F1 – McLaren’s Lando Norris stormed to a dominant pole position for the Mexico City Formula One Grand Prix yesterday and his teammate Oscar Piastri was set to start seventh with his championship lead at risk.
Briton Norris, 14 points behind Australian Piastri in the standings with five rounds remaining, beat Ferrari’s Charles Leclerc to the top spot by 0.262 seconds with a best lap of one minute 15.586.
It was the 14th pole of his F1 career, fifth of the season and first since Belgium in July.
“What a lap. Even I don’t know how I did that,” Norris said over the team radio as he realised pole was his.
“Obviously, it was an incredible lap,” he said after stepping out of the car. “It was one of those laps where everything just came together.”
Ferrari’s Lewis Hamilton, the seven-times world champion chasing his first podium for the team he joined in January, will start third with Mercedes’ George Russell lining up fourth.
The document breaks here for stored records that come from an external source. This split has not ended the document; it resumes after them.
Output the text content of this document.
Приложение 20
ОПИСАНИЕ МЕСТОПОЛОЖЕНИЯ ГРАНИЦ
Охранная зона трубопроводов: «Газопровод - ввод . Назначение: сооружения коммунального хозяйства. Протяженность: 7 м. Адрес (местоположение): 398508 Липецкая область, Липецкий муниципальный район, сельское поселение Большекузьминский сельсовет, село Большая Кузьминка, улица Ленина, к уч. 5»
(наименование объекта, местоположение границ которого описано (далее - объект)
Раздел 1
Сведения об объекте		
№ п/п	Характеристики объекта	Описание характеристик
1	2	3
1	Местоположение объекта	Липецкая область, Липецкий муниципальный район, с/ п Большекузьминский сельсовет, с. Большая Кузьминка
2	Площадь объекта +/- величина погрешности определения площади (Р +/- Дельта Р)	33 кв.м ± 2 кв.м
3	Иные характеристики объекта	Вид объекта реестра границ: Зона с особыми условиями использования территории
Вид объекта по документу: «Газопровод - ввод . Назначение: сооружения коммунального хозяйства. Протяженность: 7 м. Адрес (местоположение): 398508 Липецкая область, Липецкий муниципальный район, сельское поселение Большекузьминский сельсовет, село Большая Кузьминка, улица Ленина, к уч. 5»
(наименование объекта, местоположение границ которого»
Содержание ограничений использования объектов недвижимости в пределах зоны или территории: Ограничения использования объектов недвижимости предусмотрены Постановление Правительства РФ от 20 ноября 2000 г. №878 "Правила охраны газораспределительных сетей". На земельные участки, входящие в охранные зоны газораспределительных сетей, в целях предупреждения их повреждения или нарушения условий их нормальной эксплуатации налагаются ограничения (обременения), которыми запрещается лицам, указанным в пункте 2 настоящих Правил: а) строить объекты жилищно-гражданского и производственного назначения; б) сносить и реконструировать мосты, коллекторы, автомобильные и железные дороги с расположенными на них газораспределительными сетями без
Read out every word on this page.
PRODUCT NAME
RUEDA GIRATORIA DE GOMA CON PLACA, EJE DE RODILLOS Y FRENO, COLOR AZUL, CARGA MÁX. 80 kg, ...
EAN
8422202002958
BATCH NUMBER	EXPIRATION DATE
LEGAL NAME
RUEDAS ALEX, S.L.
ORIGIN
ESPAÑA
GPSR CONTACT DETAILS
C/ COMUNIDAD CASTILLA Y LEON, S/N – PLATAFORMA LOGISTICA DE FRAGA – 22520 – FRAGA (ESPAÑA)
Red Bull’s reigning world champion Max Verstappen, 40 points behind Piastri and winner of three of the last four races, qualified fifth with his charge at risk of slowing down.
Mercedes’ Kimi Antonelli qualified sixth.
Piastri was eighth at the chequered flag but will move up a place because Williams’ Carlos Sainz, qualifying seventh, has a five-place grid drop carried over from the previous round in Austin.
Norris had shown his pace in final practice when he became the third different driver to top the timesheets in the three sessions, punching out an impressive lap 0.345 faster than anyone else.
The Briton was fourth in the first phase of qualifying led by Racing Bulls’s Isack Hadjar ahead of Hamilton and Russell, while Verstappen was ninth and Piastri 10th after abandoning a fastest lap.
Norris was fastest in phase two, with Hamilton and Russell again second and third, while Verstappen and Piastri were fourth and seventh respectively.
The Australian had flirted with a shock exit, out of the top 10 until his final effort secured his place in the final shootout.
Leclerc then put his Ferrari on provisional pole, ahead of Norris and Hamilton with Verstappen fourth and Piastri fifth ahead of their final flying laps.
“It’s a long run down to Turn One...the race pace from the Ferraris is normally very strong,” Norris said. “I’m expecting a battle, I’m not expecting it to be easy. Eyes forward and I’ll see how much I can win by.”
Hadjar will start in eighth place, with Haas’s Oliver Bearman ninth and Verstappen’s teammate Yuki Tsunoda completing the top 10 after qualifying 11th.
The Mexican Grand Prix will celebrate its 10th anniversary with another sold-out crowd – an accomplishment celebrated by promoters who worried the absence of Sergio Perez in the field this year would cause a decline.
Approximately 150,000 people are expected today at Autodromo Hermanos Rodríguez.
Alejandro Soberon Kuri, the founder and CEO of promoters Grupo CIE and OCESA, said Perez not having a ride this season forced them work harder to sell out the race. Tickets go on sale nearly a year in advance and because the Mexican driver was still with Red Bull at the time, there was an initial early rush on purchasing.
But when Perez was fired at the end of the season, sales slowed, Kuri said yesterday.
“It was an interesting year for us because of the absence of Checo, who is very much beloved by the Mexican fans,” he said. “But we were very sure that we had a lot of traction with the community. They’re very fond of Formula 1, very knowledgeable about Formula 1, and again, another sellout.”